SpaceX ha lanciato 4 astronauti NASA verso la Stazione Spaziale Internazionale. Una svolta epocale che potrebbe portare allo sviluppo del turismo spaziale nei prossimi anni.

SpaceX manda 4 astronauti NASA nello spazio. Nuovo obiettivo: turismo spaziale

SpaceX è tornata nello spazio dopo il successo dello scorso maggio, quando la società di Elon Musk aveva mandato in orbita due astronauti statunitensi, diventando così la prima compagnia privata a riuscire in una missione di questo tipo.

Per i vertici della NASA a capo del progetto, la missione avvenuta all’una e mezza della notte italiana che ha permesso l’invio di 4 astronauti sulla stazione spaziale internazionale (ISS), tre dagli Stati Uniti e uno dal Giappone, può essere considerata ancora più importante di quanto accaduto il 30 maggio, definendola come una pietra miliare nel trasporto degli esseri umani nello spazio.

Infatti, ora che il sistema è operativo, nel senso che SpaceX fornirà regolarmente voli da e per lo spazio, si prevede nei prossimi anni lo sviluppo di un vero e proprio turismo spaziale, con due accordi siglati privatamente già a partire dal 2021.

SpaceX manda 4 astronauti NASA nello spazio

In attesa che si possa sviluppare questo nuovo turismo spaziale, Elon Musk può intanto contare sui finanziamenti di 3,1 miliardi di dollari per la messa a punto di 6 missioni operative.

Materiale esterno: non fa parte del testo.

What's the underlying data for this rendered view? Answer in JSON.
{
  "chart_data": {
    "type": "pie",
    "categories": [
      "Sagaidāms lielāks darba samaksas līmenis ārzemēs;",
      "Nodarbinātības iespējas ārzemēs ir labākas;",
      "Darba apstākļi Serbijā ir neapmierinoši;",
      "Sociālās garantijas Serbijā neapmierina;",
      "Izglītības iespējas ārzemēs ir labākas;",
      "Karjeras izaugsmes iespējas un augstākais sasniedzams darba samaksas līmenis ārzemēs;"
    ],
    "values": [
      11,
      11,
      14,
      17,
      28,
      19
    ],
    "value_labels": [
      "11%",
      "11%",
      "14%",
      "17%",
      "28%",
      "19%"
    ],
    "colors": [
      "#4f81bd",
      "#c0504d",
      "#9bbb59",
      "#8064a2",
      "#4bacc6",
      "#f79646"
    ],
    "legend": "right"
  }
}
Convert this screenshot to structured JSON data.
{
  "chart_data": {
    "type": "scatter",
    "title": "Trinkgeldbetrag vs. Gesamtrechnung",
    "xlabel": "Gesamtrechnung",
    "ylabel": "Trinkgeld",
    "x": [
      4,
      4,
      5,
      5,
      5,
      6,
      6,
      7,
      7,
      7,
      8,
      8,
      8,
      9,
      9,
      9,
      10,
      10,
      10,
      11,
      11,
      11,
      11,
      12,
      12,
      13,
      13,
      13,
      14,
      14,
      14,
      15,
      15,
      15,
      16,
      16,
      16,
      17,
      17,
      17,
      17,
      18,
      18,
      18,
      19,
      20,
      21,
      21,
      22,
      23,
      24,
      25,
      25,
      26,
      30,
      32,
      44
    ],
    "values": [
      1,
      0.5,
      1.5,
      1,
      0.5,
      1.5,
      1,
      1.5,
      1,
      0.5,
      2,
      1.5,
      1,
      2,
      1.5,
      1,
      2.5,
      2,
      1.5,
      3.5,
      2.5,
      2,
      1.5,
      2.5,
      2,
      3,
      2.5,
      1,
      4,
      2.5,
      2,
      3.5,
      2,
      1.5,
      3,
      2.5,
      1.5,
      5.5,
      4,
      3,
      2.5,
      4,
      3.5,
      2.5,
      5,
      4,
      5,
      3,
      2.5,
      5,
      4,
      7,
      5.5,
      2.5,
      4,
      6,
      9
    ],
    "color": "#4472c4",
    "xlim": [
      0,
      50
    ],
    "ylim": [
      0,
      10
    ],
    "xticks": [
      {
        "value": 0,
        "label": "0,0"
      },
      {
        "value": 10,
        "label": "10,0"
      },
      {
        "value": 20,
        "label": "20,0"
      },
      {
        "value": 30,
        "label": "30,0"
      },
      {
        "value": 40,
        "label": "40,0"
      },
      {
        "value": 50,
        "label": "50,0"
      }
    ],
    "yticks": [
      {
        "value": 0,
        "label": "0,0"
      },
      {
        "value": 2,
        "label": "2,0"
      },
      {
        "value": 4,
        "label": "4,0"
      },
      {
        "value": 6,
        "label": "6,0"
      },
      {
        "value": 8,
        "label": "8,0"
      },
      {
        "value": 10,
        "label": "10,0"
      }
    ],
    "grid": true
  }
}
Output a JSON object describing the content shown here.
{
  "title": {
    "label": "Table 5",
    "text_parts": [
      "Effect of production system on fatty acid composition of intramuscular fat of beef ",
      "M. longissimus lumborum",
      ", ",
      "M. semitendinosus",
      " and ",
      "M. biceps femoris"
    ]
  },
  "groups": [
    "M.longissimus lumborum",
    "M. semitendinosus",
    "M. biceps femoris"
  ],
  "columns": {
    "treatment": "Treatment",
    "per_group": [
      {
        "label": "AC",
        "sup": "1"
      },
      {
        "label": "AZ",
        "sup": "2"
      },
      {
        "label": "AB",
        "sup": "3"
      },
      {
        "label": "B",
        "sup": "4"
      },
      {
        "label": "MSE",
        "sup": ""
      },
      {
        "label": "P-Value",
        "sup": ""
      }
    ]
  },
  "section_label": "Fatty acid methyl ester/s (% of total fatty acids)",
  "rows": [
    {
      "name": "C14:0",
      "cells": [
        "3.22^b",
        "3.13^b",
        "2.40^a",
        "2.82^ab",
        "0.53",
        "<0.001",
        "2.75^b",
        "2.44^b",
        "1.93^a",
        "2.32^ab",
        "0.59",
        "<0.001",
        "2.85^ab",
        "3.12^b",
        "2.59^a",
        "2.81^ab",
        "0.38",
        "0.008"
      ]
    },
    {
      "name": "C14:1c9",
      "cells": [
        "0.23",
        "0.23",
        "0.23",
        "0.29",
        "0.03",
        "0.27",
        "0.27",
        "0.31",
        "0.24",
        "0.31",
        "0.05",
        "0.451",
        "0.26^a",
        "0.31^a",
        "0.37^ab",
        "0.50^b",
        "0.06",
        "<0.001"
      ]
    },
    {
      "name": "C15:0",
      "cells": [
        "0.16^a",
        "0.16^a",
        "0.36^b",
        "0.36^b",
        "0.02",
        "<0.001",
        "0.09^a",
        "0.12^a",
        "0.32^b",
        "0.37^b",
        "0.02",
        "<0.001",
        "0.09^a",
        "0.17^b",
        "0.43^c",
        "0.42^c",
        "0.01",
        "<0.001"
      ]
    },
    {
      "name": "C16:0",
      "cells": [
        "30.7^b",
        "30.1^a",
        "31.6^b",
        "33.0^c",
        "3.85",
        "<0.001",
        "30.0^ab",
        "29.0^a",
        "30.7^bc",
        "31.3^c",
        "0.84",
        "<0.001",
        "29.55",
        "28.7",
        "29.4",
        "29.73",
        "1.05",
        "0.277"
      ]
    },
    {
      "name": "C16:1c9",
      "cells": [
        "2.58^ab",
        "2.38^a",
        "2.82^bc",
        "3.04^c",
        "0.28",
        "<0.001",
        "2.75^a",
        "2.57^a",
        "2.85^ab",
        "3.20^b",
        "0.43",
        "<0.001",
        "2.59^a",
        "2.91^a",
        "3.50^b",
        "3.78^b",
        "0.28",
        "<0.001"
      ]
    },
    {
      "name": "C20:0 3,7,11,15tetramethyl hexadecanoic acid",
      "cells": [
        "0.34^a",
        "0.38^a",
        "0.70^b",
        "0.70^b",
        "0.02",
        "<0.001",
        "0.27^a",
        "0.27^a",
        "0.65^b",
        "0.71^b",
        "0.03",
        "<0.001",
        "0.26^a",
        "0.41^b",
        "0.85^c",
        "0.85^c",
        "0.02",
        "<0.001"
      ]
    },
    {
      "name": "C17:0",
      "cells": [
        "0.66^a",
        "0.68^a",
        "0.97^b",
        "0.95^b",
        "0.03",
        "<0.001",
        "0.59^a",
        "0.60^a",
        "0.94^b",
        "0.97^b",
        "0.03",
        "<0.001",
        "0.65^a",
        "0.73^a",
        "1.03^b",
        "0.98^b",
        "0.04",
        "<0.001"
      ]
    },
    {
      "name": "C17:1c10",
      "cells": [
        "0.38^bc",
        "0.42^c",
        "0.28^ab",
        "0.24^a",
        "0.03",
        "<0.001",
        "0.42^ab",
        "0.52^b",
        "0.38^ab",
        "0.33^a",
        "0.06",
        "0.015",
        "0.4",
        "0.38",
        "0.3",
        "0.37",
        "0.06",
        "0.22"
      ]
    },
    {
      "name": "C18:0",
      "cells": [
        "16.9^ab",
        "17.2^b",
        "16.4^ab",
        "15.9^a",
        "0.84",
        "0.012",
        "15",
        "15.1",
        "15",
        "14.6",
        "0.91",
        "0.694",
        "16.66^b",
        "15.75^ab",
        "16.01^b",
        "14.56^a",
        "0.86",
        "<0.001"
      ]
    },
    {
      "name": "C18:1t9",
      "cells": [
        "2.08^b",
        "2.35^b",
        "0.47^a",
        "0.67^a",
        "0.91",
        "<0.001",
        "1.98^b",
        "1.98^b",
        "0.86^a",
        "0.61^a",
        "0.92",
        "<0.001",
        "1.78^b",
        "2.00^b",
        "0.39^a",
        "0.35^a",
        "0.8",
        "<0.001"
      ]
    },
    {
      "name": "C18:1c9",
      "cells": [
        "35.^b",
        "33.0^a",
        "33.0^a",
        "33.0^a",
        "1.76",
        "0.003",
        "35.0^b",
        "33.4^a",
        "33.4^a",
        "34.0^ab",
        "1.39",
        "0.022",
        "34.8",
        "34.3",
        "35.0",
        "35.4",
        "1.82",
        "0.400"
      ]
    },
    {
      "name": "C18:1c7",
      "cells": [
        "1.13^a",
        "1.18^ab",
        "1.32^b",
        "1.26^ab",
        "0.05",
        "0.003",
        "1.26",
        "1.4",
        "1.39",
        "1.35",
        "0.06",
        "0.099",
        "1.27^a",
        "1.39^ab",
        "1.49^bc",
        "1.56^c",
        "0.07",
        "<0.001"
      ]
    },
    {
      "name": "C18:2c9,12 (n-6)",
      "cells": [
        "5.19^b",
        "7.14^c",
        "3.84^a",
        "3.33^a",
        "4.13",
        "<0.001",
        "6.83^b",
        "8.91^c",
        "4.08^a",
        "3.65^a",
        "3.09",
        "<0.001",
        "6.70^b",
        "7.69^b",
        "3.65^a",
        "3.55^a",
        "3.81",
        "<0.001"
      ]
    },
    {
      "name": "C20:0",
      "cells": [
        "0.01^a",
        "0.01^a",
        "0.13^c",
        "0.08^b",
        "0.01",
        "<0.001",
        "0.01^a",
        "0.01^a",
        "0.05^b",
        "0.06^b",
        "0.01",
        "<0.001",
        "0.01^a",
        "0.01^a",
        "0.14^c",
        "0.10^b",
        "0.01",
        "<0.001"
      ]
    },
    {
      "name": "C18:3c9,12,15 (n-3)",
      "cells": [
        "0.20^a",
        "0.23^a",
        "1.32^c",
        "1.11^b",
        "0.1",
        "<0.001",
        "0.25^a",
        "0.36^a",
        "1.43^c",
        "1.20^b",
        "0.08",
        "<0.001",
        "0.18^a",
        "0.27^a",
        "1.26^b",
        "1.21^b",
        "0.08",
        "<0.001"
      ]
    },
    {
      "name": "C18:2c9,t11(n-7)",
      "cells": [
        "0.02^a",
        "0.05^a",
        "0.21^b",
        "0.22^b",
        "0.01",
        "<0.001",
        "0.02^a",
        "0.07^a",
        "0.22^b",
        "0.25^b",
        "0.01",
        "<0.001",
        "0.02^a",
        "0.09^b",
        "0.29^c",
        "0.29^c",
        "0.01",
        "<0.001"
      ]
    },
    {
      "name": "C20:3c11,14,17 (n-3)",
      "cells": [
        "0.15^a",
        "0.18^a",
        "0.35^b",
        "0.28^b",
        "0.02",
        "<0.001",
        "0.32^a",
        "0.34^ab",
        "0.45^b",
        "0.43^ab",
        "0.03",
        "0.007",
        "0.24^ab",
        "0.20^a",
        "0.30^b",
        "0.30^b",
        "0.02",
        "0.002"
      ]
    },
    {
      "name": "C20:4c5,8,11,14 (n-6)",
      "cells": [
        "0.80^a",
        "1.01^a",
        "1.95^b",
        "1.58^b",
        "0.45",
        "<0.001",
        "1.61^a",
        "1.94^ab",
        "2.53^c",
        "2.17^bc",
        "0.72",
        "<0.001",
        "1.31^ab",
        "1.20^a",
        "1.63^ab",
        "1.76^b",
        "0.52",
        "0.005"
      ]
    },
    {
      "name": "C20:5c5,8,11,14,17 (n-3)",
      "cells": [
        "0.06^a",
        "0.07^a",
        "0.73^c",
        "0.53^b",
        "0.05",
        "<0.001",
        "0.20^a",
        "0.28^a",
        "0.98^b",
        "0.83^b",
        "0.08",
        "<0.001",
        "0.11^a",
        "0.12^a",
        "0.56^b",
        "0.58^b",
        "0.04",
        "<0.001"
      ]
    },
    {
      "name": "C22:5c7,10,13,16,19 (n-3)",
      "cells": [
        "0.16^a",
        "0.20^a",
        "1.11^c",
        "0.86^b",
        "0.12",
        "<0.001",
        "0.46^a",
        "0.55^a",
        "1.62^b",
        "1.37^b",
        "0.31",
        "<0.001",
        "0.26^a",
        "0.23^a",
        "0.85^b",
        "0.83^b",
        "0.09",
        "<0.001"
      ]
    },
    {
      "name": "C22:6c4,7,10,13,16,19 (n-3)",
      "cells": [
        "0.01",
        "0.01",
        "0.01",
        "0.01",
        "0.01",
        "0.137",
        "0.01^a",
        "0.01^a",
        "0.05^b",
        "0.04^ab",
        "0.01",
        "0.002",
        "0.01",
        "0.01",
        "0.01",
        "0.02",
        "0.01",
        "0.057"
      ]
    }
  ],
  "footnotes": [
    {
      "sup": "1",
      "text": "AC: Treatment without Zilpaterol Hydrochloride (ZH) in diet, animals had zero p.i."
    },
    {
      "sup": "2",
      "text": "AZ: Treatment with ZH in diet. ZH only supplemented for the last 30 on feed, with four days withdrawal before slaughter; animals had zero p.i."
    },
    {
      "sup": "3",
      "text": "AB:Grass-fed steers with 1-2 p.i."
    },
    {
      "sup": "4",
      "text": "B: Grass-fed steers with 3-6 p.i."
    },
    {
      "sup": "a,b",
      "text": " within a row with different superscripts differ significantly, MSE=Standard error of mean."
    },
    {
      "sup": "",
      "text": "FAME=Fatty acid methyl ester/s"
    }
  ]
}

Soldi erogati dall’agenzia governativa statunitense attraverso il programma Commercial Crew.

Anche la Boeing è riuscita ad avere accesso a 4,8 miliardi di dollari per lo sviluppo del veicolo spaziale Starliner, ma la capsula della compagnia aeronautica non ha superato il test di volo realizzato senza equipaggio.

Come dichiarato dai dirigenti della NASA, l’obiettivo lanciato già diversi anni fa era quello di ridurre i costi di trasporto per gli esseri umani dalla Terra alla stazione spaziale in orbita.

Nuovo obiettivo: turismo spaziale

Non avendo un proprio mezzo, il governo degli Stati Uniti è stato costretto negli ultimi 10 anni a dover chiedere un “passaggio” a quello russo, pagando 80 milioni di dollari per astronauta.

Grazie al nuovo sistema fornito dalla compagnia fondata da Musk, invece, l’agenzia prevede di spendere 55 milioni di dollari a persona per utilizzare Crew Dragon.

Inoltre, la competizione tra due società private come Boeing e SpaceX, le avrebbe fatto risparmiare, secondo una stima, tra i 20 e i 30 miliardi di dollari.

Elon Musk assente a causa del coronavirus

Il lancio, previsto inizialmente per sabato è stato rinviato a causa del maltempo, e non ha visto la presenza di Elon Musk al Kennedy Space Center, sospettato di aver contratto il coronavirus.

Un fatto messo in dubbio dallo stesso CEO di Tesla, il quale ha polemizzato sull’esito dei tamponi che hanno dato due esiti positivi e due negativi in 24 ore.

La politica della NASA sul Covid-19 è però molto severa, prevedendo l’obbligo a chiunque risulti positivo di mettersi in quarantena e isolarsi lontano dalle proprie strutture.